# Temple Anyone?



## MDizzy (Apr 20, 2009)

People always seem to forget that Temple University has a film program at all. I've infinite threads on NYU, USC, etc but maybe one or two on Temple. The Grad program is apparently ranked Top 10, but what about the Undergrad program? Anyone here attend or thinking about attending? Anyone?


----------



## MDizzy (Apr 24, 2009)

Guess not huh lol?


----------



## Jayimess (Apr 25, 2009)

There are plenty of discussions re: Temple on this site.


----------



## MDizzy (Jul 17, 2009)

I just finished my Orentation at Temple (I didn't mention I was going there, but that had been why I asked lol) and I hate to say but I'm already getting bad vibes...

I heard there was somewhere around over 100 Freshman film majors (and temple says about 700 undergrads total). Considering a lot of schools (especially the "big" ones) dont accept more than...40ish freshman, 100+ seems like a LOT. I mean I wont even be able to take the 2nd film course I needed (or more so wanted) to. Now my I have to try to fit all 3 of the 4 foundation film courses into my 2nd semester :/

Yeah, I know, I'm haven't even started classes yet, but I already feel like this school might be a little too liberal in its admissions process and I fear the whole program may be that way.

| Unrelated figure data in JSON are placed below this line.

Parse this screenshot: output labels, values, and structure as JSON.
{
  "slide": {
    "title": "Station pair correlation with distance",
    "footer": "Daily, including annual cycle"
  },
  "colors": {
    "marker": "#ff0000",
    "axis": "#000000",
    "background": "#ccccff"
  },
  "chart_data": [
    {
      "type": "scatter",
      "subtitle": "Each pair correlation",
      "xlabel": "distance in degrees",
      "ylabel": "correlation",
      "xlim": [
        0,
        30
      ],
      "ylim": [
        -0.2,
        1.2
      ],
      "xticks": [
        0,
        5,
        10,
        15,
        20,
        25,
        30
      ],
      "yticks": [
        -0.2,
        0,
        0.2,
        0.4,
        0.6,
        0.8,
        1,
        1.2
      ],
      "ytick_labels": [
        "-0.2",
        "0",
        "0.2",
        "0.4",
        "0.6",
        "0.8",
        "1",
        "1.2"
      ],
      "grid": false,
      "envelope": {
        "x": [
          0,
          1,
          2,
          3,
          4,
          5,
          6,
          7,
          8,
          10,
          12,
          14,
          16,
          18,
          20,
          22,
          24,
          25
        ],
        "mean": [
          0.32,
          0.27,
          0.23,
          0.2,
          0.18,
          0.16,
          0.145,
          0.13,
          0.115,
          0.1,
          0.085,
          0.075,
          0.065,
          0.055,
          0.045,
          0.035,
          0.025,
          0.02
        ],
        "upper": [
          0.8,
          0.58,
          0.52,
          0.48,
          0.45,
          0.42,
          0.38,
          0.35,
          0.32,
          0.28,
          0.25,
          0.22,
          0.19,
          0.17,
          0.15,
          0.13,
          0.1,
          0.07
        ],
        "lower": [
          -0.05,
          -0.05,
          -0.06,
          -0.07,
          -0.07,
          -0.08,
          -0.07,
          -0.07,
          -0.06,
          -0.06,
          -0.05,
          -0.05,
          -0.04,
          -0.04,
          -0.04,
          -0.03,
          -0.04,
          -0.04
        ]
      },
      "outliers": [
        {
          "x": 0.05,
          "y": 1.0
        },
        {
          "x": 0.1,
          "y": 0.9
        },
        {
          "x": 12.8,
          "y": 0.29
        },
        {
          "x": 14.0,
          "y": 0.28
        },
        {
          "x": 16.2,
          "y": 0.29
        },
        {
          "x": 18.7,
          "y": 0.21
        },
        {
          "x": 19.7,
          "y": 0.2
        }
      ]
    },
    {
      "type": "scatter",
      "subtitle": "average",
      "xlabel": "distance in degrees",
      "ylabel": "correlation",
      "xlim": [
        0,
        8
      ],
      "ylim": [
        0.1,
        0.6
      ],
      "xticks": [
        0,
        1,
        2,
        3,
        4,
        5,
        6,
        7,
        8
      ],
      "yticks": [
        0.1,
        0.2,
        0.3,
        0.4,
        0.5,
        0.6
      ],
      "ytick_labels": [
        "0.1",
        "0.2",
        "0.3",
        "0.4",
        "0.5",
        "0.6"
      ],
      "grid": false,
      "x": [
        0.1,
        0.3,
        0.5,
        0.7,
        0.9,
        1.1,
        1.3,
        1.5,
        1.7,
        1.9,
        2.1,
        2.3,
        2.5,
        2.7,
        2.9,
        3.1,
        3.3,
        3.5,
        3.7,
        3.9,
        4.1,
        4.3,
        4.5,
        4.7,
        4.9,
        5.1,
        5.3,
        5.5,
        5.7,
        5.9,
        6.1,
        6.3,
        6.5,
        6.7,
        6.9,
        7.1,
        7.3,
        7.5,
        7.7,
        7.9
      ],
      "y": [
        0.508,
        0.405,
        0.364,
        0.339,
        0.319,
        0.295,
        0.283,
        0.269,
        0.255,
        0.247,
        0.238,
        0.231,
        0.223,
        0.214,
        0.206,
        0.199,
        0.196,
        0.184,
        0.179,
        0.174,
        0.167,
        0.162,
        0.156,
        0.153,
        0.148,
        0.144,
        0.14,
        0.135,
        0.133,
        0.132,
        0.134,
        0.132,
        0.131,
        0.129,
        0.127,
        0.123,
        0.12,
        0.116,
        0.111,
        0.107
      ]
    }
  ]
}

PS: For anyone who cares I will be updating this thread or maybe starting a blog throughout my school year because I know how it felt not knowing wtf this school was actually all about.


----------



## MDizzy (Jan 4, 2010)

I did say I was going to update this if anyone cared...so if anyone cares:

I just finished my first semester here at Temple and I must say my opinion has changed a little bit. I still feel the program is too large and its easy to get lost however, if you play it right I believe Temple can be a great school.

1. Talk your way into Media Arts Combined. Its a Temple's freshman production course but accelerated and more personalized. After you take it you can move on to sophomore level production courses in your 2nd semester. 
2. Talk to the juniors, seniors, and even grad students. Work with them as a PA, boom op, clapper, whatever. They'll teach you more than you'll learn in your freshman classes in terms of production.
3. If its possible when you get here...get a job at the equipment office. Its a great place to work aside from dealing with the 70+ people trying to check out equipment lol

From what I've seen and heard from Temple upperclassmen here, the program can definitely hold its own vs any other program in the country, but a lot more liberal and bureaucratic in the way its run. But its kind of like the film industry, if you've got some talent, work hard, and network with the right people you'll get a great payoff.


----------



## Leorie (Dec 4, 2013)

So after 3 or 4 years at that school (planning on transferring into temple for the fall for the film program) Wondering if you can update me on the experience


----------